The Bitumb moved two more times. Their hunters set traps on the land, and Arwa set traps in the water. Under Mama Cascade’s tutelage, she arranged tangled branches across smooth stretches of the Bombio, and hid tall, jagged rocks around sharp bends. She increased the populations of fever-bringing mikato insects and flesh-burrowing ants. In order to reach the Bitumb, their enemies would have to brave carnivorous fishes, deadly parasites, and toxic vegetation.

But the invaders had a seemingly endless supply of bodies to pour into their endeavor, and the hupa vine had them intoxicated. They spread through the strip of jungle that united dark forest with grassland, building homes from the densest tree trunks and surrounding them with vicious dogs. These people looked more natural, with darker faces and bare arms, and they only attacked villages dense with hupa.

The red-and-white invaders were Arwa’s responsibility. She stabbed holes in their boats, and they came back with shiny, impenetrable hulls. She covered the river in debris, and they brought enormous curved knives to cut through it.
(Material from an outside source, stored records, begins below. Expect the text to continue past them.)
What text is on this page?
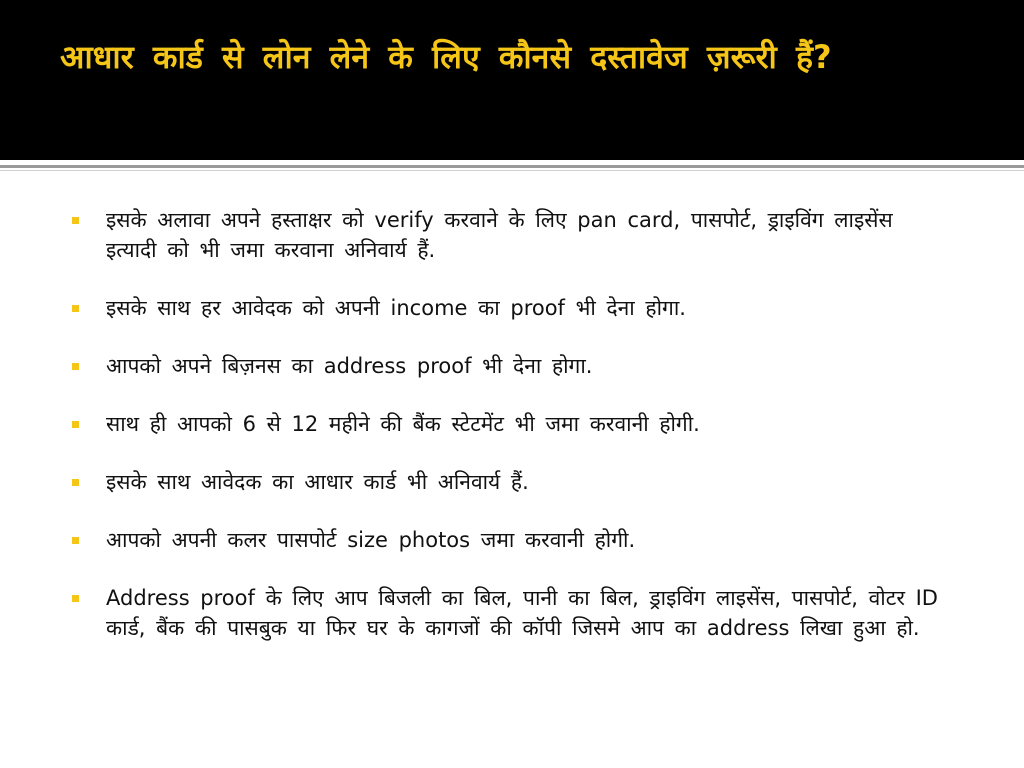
आधार कार्ड से लोन लेने के लिए कौनसे दस्तावेज ज़रूरी हैं?
इसके अलावा अपने हस्ताक्षर को verify करवाने के लिए pan card, पासपोर्ट, ड्राइविंग लाइसेंस इत्यादी को भी जमा करवाना अनिवार्य हैं.
इसके साथ हर आवेदक को अपनी income का proof भी देना होगा.
आपको अपने बिज़नस का address proof भी देना होगा.
साथ ही आपको 6 से 12 महीने की बैंक स्टेटमेंट भी जमा करवानी होगी.
इसके साथ आवेदक का आधार कार्ड भी अनिवार्य हैं.
आपको अपनी कलर पासपोर्ट size photos जमा करवानी होगी.
Address proof के लिए आप बिजली का बिल, पानी का बिल, ड्राइविंग लाइसेंस, पासपोर्ट, वोटर ID कार्ड, बैंक की पासबुक या फिर घर के कागजों की कॉपी जिसमे आप का address लिखा हुआ हो.
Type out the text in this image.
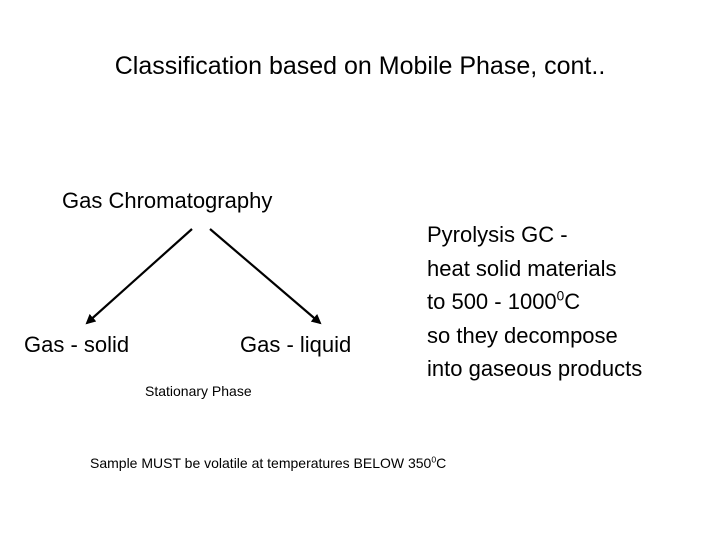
Classification based on Mobile Phase, cont..
Gas Chromatography
Gas - solid	Gas - liquid
Stationary Phase
Pyrolysis GC -
heat solid materials
to 500 - 1000$^0$C
so they decompose
into gaseous products
Sample MUST be volatile at temperatures BELOW $350^0C$
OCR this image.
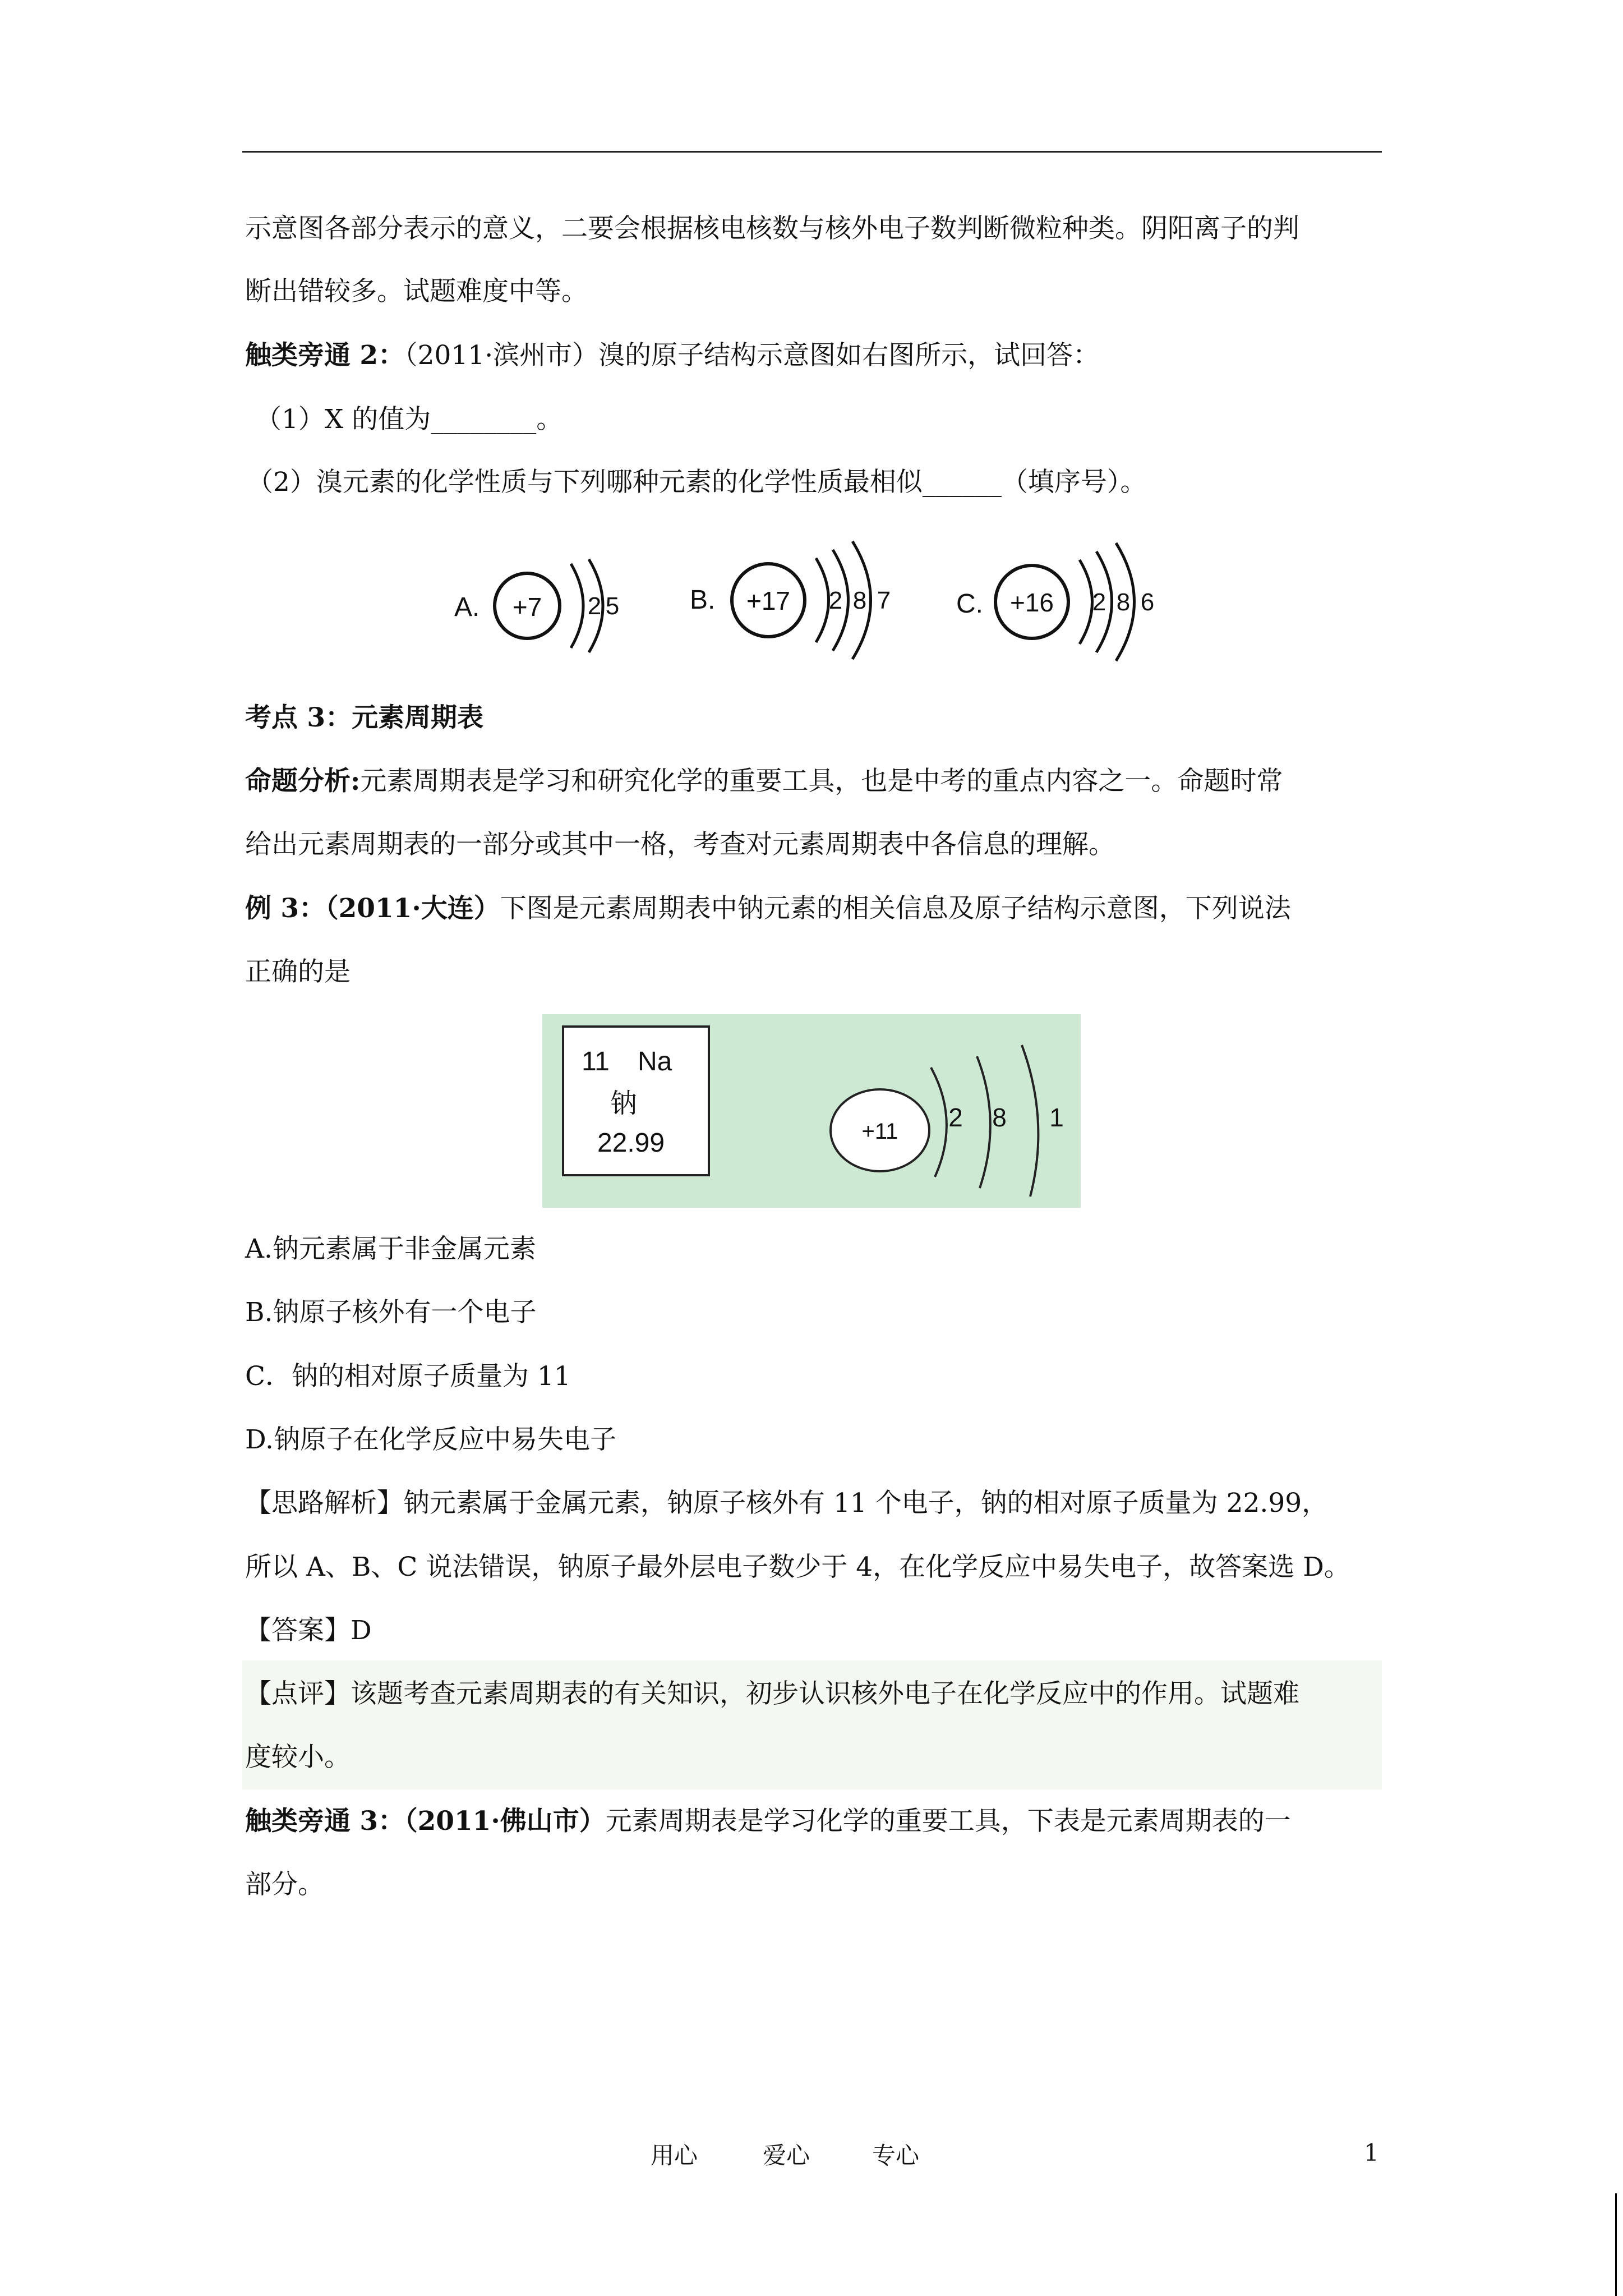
示意图各部分表示的意义，二要会根据核电核数与核外电子数判断微粒种类。阴阳离子的判
断出错较多。试题难度中等。
触类旁通 2：（2011·滨州市）溴的原子结构示意图如右图所示，试回答：
（1）X 的值为________。
（2）溴元素的化学性质与下列哪种元素的化学性质最相似______（填序号）。
A. +7 2 5	B. +17 2 8 7 C. +16 2 8 6
考点 3：元素周期表
命题分析:元素周期表是学习和研究化学的重要工具，也是中考的重点内容之一。命题时常
给出元素周期表的一部分或其中一格，考查对元素周期表中各信息的理解。
例 3：（2011·大连）下图是元素周期表中钠元素的相关信息及原子结构示意图，下列说法
正确的是
11 Na
钠
22.99	+11 2 8 1
A.钠元素属于非金属元素
B.钠原子核外有一个电子
C．钠的相对原子质量为 11
D.钠原子在化学反应中易失电子
【思路解析】钠元素属于金属元素，钠原子核外有 11 个电子，钠的相对原子质量为 22.99，
所以 A、B、C 说法错误，钠原子最外层电子数少于 4，在化学反应中易失电子，故答案选 D。
【答案】D
【点评】该题考查元素周期表的有关知识，初步认识核外电子在化学反应中的作用。试题难
度较小。
触类旁通 3：（2011·佛山市）元素周期表是学习化学的重要工具，下表是元素周期表的一
部分。
用心	爱心	专心	1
She fed them to Mama Cascade, and they multiplied like a swarm of ants.

Arwa spent so much time in the water, she hardly spoke aloud except to ask for a warm meal. Shanto often cooked for her if Nambi was unavailable, and she took Arwa’s rough thanks with an air of silent suffering. They used to spend their mornings gathering together. They used to prepare their meals side by side. Arwa saw all of this in Shanto’s face and pretended she didn’t. She was visiting daily. It would have to be enough.